The Sunday Times (London) - Business

The Sunday Times September 10, 2006

Branson joins Arnie’s crusade as Virgin goes green
Dominic O’Connell

SIR RICHARD BRANSON has joined forces with two of America’s top venture capitalists to slake California’s thirst for environmentally friendly fuels.

Branson has injected more than $60m (£32m) into Cilion, a company that will make bioethanol from corn. He is investing alongside Vinod Khosla, the renowned Silicon Valley entrepreneur, and Ron Burkle, a Los Angeles billionaire who counts Bill Clinton among his advisers.

The project is the start of a move by Branson’s Virgin empire into environmental businesses, a plan known internally as the Gaia Capitalism Project, after the environmental theory developed by the British scientist James Lovelock.

Virgin Fuels, the subsidiary used for the Californian scheme, will alone invest $400m in several biofuel schemes, including some in Britain.

“We plan to move into this sector in a big way,” said Branson. “In a few years it will be a major field for us.”

Virgin Fuels is already working with the government on a scheme to make it economic for train companies to use biodiesel. Virgin would also like to develop a biofuel suitable for aircraft engines, although it concedes this could be a decade away.

Branson is understood to be considering other big investments in a range of other alternative-energy technologies, including wind power, hydro-electric and possibly even small nuclear stations. “Nothing is off the agenda,” said a top Branson aide.

The Californian scheme capitalises on an environmental crusade by the state’s governor, Arnold Schwarzenegger.

California already uses bioethanol to fuel cars, but almost all of it is imported from the American Midwest. Earlier this year Schwarzenegger issued an executive order calling for the state to make 20% of the fuel itself by 2010.

Cilion plans to build sufficient refining capacity to meet the target itself. It was set up in June as a $40m joint venture between Western Milling, one of California’s largest grain-milling companies, and Khosla Ventures, Vinod Khosla’s venture-capital company. Khosla, named America’s top venture capitalist by Forbes magazine, is best known as one of the founders of the technology company Sun Microsystems.

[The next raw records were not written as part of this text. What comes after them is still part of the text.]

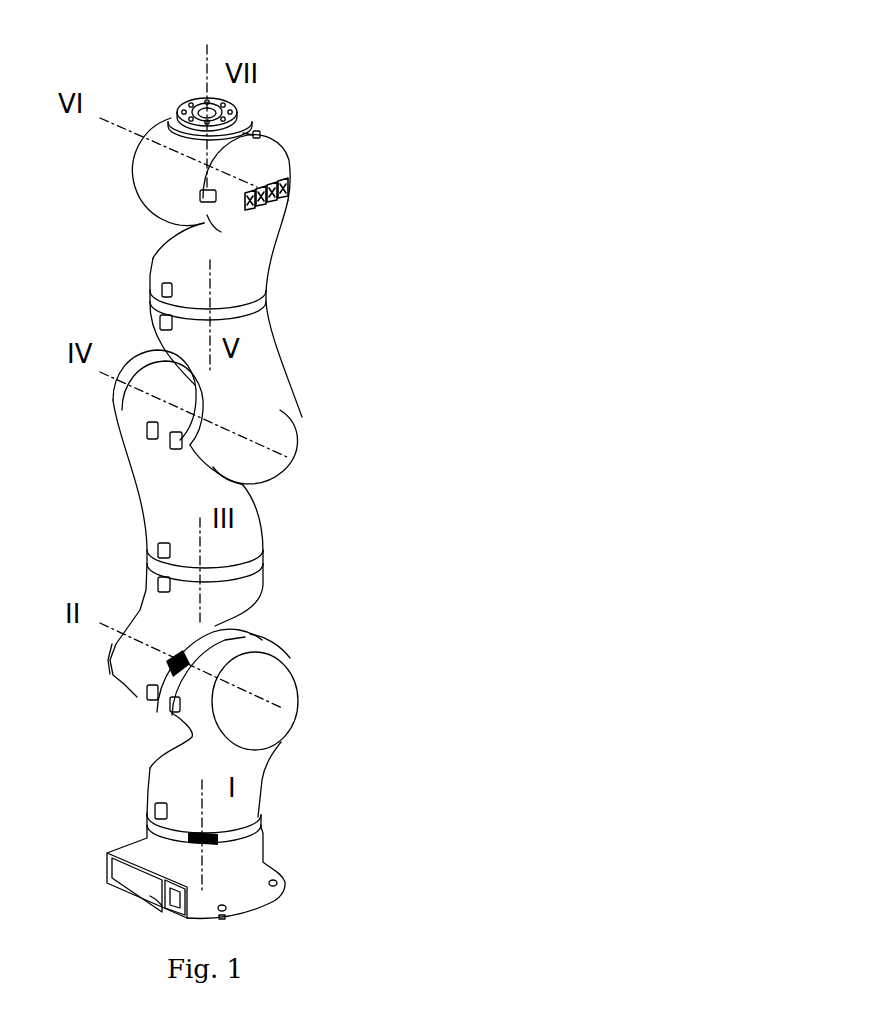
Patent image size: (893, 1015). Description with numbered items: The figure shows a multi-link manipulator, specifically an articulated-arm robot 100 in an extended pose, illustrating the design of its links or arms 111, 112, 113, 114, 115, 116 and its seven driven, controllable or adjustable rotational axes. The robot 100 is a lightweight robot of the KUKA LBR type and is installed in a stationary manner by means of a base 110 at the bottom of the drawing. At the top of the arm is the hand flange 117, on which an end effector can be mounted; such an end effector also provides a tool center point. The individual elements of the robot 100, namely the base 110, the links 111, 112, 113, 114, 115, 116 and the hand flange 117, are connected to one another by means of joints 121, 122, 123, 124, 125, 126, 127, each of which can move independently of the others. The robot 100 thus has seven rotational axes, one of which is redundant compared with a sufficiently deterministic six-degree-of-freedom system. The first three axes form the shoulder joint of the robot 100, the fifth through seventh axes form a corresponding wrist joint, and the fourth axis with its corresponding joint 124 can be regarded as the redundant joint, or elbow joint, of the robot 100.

The articulated-arm robot 100 is at (466, 153).
The base 110 is at (280, 875).
The link 111 is at (258, 773).
The link 112 is at (248, 618).
The link 113 is at (152, 480).
The link 114 is at (273, 368).
The link 115 is at (253, 262).
The link 116 is at (153, 178).
The hand flange 117 is at (187, 98).
The joint 121 is at (150, 828).
The joint 122 is at (157, 708).
The joint 123 is at (157, 563).
The joint 124 is at (162, 443).
The joint 125 is at (155, 300).
The joint 126 is at (268, 139).
The joint 127 is at (240, 122).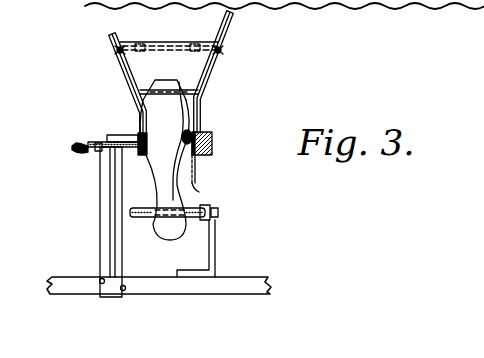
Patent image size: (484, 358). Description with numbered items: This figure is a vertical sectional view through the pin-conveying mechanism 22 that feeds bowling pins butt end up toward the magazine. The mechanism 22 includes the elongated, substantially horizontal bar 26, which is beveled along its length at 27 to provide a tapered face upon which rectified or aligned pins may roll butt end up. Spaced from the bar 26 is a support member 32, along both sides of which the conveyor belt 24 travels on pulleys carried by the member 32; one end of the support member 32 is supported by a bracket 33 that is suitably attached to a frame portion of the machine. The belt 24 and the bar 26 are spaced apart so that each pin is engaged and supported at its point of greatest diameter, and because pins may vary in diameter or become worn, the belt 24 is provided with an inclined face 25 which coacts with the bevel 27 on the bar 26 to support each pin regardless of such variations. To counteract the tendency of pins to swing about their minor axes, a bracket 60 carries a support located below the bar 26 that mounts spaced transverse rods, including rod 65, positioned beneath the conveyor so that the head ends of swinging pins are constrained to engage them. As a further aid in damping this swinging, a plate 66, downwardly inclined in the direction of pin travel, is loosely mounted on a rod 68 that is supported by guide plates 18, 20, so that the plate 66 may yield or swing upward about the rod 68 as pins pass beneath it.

The guide plate 18 is at (234, 18).
The guide plate 20 is at (108, 35).
The mechanism 22 is at (98, 126).
The conveyor belt 24 is at (88, 142).
The inclined face 25 is at (72, 150).
The bar 26 is at (213, 147).
The bevel 27 is at (190, 130).
The support member 32 is at (97, 151).
The bracket 33 is at (103, 222).
The bracket 60 is at (212, 243).
The rod 65 is at (133, 218).
The plate 66 is at (186, 72).
The rod 68 is at (178, 30).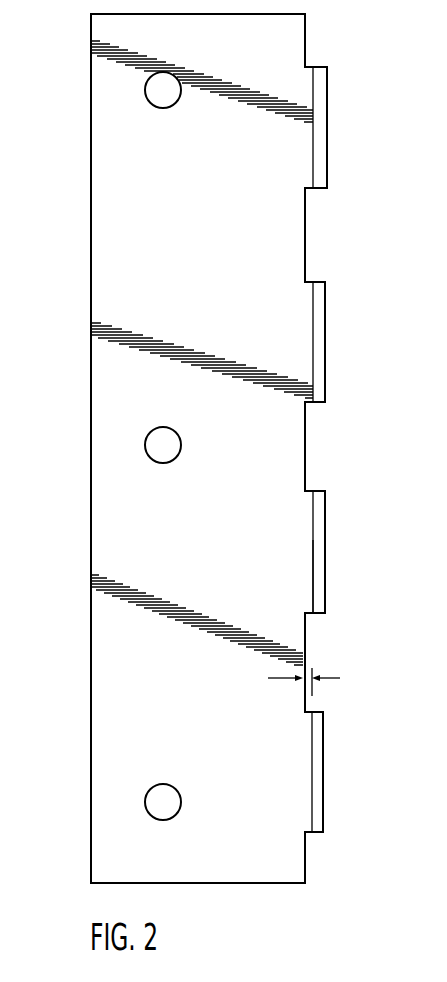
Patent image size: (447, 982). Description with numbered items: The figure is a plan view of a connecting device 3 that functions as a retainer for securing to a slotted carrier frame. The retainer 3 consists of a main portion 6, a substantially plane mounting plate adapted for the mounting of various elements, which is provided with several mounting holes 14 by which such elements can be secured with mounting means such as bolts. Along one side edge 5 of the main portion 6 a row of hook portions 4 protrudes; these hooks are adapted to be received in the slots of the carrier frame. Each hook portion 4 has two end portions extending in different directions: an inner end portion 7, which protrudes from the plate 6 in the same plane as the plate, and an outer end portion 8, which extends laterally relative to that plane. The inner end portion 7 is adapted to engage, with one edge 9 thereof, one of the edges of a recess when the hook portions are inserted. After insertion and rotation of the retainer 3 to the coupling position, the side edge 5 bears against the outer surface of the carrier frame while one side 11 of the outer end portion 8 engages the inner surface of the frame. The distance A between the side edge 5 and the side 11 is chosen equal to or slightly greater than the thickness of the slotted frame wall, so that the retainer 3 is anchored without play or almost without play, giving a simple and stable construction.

In a second-round fundraising completed last week, Cilion raised another $160m, more than $60m of which was provided by Virgin Fuels.

The rest was provided by Khosla, Western Milling and Yucaipa, an American private-equity business led by Burkle.

Yucaipa made its name with a string of big-ticket retail deals, and has on its board the former president Bill Clinton. Virgin’s representative on the Cilion board will be Shai Weiss, a former NTL executive who heads Virgin Fuels.

Cilion is expected to start work on the first of seven bioethanol plants within a few weeks.

It will bring corn from the Midwest by rail for processing, and says its technology makes it competitive with petrol at oil prices as low as $40 a barrel. Having gone as high as $78 this year, Brent crude closed the week at $63.50.

Branson, who attended the recent environmental summit in California between Tony Blair and Schwarzenegger, said he had been plotting a shift into environmental businesses for about two years.

“I have read a number of books on global warming and I am absolutely convinced that this is the biggest crisis that faces Earth and mankind.

“We have to do something about it. I think every company chairman should be thinking about devoting a percentage of his earnings to it.”